What I love about the Instant Pot is that ALL the cooking for a meal can be done in the same inner pot. I will often use the Saute button to cook onions and garlic in avocado oil, and then add the ingredients for a pressure cooking dish and use the Manual pressure cooking button. Once it’s done, I will use the Keep Warm button to keep the food warm until my family is ready to eat it.
4. Adjust the temperature for certain functions.
There are 3 adjustable temperatures for the Saute and Slow Cooker functions. Just use the Adjust button to increase or decrease the temperature. You can also adjust the cooking, time and pressure setting for the preset buttons (ex Bean/Chili or Rice).
5. Add about 10-15 minutes to cooking time when you use the Manual or Pressure button.
When you use the pressure cooking function on the Instant Pot, it will take the unit about 10 minutes to come to pressure. That means if your recipe calls for 30 minutes at High Pressure, then the total cooking time will be about 40 minutes (10 minutes to come to pressure + 30 minutes for actual cooking time). You may even need to add another 5 minutes to the end of the cooking time to allow the Instant Pot to de-pressurize (keep reading to learn about natural pressure release and quick release).
6. Be sure the pressure value is turned to Sealing.
When you use the pressure cooking feature, be sure the pressure value is set to Sealing. If it is set to Venting, the Instant Pot will not be able to come to pressure. It can be easy to miss if you’re cooking in a hurry. You’ll hear a whistling sound from the Instant Pot if the pressure value is not set to Sealing. Simply turn it, and then the unit will come to pressure.
7. NEVER open the Instant Pot while it’s in Manual / Pressure mode.
Once you close the lid and select the Manual / Pressure mode, be sure the pressure value is set to Sealing. That will ensure the pressure cooking feature will work. You have 10 seconds to press the Cancel mode to stop cooking. After that, the Instant Pot is coming to pressure – and if you open the lid you’ll be hit with a face full of steam. It’s actually difficult to open the lid while it’s cooking for that reason – that’s why the Instant Pot is so intuitive. So once you close that lid, let it cook for the full time you’ve set.
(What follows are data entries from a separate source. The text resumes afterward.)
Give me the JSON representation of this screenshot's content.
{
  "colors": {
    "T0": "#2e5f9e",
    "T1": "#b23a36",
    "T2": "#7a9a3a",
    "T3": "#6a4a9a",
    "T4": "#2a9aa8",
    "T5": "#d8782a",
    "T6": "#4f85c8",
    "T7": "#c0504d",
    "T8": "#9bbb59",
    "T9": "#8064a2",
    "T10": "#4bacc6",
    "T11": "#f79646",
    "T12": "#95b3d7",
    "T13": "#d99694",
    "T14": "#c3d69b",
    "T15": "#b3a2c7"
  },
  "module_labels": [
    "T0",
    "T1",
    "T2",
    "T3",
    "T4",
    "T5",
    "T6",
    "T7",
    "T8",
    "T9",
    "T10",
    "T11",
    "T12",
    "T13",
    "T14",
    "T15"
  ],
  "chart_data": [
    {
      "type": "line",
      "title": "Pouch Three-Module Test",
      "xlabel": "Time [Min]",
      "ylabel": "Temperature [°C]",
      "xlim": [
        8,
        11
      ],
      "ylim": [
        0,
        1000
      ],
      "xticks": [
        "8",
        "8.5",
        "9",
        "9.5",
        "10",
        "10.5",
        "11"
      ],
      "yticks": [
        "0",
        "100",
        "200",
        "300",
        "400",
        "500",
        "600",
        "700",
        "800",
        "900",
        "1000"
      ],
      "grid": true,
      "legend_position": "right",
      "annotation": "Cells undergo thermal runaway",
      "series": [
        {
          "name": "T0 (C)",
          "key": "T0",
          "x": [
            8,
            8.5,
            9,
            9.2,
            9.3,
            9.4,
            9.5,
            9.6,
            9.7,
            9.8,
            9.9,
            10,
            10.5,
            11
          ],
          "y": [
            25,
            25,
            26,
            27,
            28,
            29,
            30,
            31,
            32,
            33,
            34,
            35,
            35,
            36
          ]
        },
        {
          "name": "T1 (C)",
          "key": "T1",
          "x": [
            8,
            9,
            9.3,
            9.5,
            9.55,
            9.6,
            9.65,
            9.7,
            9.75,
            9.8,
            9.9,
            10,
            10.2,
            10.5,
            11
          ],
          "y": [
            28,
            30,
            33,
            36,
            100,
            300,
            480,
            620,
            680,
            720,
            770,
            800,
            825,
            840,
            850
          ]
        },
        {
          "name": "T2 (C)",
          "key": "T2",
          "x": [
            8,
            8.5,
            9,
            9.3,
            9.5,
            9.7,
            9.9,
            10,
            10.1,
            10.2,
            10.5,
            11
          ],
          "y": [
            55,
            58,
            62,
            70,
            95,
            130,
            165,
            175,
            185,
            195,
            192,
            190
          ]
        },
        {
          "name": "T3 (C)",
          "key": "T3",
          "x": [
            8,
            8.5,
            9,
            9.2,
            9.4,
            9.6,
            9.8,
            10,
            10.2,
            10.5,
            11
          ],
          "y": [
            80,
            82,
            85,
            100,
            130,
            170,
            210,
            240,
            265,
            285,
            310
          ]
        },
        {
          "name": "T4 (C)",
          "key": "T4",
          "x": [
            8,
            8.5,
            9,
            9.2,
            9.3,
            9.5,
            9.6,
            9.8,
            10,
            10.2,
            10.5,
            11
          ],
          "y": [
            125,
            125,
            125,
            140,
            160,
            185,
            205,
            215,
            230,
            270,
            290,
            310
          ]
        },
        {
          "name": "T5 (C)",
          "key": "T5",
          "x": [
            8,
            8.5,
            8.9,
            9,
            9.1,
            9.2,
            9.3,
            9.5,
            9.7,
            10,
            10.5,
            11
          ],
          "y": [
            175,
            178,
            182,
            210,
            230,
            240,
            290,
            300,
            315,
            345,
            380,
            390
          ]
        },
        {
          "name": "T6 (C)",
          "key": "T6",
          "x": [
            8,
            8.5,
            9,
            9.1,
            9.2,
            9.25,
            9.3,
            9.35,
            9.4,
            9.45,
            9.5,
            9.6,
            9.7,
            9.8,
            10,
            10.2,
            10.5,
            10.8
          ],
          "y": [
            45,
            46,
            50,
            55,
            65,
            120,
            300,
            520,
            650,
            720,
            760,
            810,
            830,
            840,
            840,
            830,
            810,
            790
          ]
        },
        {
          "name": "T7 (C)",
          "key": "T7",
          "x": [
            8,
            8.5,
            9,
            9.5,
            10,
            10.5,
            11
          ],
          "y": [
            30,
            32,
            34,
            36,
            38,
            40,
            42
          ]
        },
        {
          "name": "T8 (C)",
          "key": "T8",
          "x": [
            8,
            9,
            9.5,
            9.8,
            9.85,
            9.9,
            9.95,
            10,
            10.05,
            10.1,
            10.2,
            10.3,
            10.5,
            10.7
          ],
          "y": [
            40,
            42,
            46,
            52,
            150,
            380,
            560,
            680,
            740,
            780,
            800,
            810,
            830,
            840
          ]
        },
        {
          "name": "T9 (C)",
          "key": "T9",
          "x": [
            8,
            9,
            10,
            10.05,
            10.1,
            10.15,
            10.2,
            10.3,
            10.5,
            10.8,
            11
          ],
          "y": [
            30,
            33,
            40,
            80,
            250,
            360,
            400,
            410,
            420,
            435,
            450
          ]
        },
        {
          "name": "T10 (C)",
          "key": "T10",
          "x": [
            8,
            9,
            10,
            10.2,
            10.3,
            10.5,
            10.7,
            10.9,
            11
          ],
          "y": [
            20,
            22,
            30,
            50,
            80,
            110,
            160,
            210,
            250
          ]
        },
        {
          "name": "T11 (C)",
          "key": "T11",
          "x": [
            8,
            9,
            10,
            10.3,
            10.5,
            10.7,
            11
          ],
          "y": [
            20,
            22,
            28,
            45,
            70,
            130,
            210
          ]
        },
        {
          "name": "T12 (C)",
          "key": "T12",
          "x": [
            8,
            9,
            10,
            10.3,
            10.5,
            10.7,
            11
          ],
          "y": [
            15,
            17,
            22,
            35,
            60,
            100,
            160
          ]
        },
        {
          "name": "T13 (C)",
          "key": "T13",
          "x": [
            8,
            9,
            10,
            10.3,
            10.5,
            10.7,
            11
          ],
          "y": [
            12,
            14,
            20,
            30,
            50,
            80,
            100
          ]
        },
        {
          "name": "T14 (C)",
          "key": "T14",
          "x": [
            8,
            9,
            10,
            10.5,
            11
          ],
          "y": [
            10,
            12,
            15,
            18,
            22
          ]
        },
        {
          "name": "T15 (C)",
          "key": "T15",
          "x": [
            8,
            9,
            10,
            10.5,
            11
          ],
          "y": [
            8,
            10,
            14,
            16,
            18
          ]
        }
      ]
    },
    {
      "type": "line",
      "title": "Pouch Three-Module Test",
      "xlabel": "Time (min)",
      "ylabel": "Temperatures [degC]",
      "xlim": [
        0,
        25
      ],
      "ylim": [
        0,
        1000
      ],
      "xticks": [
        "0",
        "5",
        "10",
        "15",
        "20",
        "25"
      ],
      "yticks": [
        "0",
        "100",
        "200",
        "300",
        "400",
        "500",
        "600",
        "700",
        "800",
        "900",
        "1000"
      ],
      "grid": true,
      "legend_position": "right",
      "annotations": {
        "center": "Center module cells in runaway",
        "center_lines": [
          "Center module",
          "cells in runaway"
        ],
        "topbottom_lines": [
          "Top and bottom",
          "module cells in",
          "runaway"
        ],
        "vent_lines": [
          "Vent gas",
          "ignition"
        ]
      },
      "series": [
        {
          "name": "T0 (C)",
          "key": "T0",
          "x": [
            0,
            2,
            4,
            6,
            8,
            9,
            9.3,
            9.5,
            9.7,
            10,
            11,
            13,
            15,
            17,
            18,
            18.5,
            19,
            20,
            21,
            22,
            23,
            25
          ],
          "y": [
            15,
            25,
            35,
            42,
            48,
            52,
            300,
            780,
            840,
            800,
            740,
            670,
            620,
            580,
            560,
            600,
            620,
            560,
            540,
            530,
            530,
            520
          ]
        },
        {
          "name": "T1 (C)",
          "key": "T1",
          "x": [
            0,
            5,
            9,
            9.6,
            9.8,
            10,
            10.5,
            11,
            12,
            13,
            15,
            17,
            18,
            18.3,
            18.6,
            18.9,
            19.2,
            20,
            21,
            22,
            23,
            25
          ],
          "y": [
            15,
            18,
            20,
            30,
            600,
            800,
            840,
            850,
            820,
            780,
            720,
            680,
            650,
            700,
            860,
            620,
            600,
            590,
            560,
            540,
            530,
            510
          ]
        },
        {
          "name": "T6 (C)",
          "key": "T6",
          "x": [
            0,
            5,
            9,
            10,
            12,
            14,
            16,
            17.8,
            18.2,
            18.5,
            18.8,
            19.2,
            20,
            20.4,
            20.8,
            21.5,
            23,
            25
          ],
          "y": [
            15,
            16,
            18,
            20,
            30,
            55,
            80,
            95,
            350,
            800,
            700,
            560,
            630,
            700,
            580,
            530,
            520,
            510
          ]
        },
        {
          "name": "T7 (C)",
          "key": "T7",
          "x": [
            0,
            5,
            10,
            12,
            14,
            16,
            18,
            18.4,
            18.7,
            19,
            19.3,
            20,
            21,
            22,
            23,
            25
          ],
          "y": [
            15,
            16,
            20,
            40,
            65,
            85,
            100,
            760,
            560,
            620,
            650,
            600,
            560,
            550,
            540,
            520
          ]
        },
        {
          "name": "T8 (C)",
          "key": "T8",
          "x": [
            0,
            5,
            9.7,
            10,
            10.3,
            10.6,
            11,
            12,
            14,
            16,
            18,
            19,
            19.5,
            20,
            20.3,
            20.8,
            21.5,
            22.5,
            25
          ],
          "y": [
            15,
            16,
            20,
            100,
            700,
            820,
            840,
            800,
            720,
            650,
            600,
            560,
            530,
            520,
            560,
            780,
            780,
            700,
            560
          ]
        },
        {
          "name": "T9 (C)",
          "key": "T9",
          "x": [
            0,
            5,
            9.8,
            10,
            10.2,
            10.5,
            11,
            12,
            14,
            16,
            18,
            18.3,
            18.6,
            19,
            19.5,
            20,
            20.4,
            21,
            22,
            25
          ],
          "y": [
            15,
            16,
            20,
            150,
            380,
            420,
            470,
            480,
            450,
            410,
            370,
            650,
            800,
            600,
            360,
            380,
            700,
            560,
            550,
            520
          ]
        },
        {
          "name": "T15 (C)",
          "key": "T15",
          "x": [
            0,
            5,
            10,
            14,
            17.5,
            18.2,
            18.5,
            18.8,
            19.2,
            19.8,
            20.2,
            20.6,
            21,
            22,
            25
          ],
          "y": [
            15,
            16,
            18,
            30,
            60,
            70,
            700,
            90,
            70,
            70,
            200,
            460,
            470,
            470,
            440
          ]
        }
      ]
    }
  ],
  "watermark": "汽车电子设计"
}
8. Know how to use natural pressure release (NPR) vs. quick release (QR).
Once the Instant Pot is done with Manual / Pressure mode, it will beep so you know it’s done. Depending on the recipe, you’ll do a natural pressure release (NPR) or quick release (QR). Some recipes – usually with meat or chicken – call for NPR to keep the meat tender. Other foods like steamed vegetables use the QR to keep it from going soggy.
With NPR, don’t touch the Instant Pot. Just let it sit and naturally release the pressure in the unit – usually 10-20 minutes. Once it’s done for that time, you can release the steam vent on the top of the unit and then open the Instant Pot.
With QR, you can release the steam vent once the Instant Pot beeps that it’s done. Wait for all the steam to be released, and then open the Instant Pot. Avoid using QR with meals that have large liquid volume or high starch content (soup, porridge, etc.) as food may platter out from the pressure release valve. Opt for NPR instead.
Another option to QR and NPR is a combination of the two. You could let the Instant Pot depressurize in NR mode for 10 minutes, and then press Cancel on the unit and turn the steam release valve to Venting.
9. Change the inner pot or lid as needed.
The Instant Pot comes with a stainless steel inner pot. You could get a second inner pot too. Cook food in one pot and keep to the side or store leftovers. Then use the second pot to cook another dish. The same goes with the lid. You can get a glass lid (similar to a slow cooker lid) to use when for Slow Cooker or Saute function.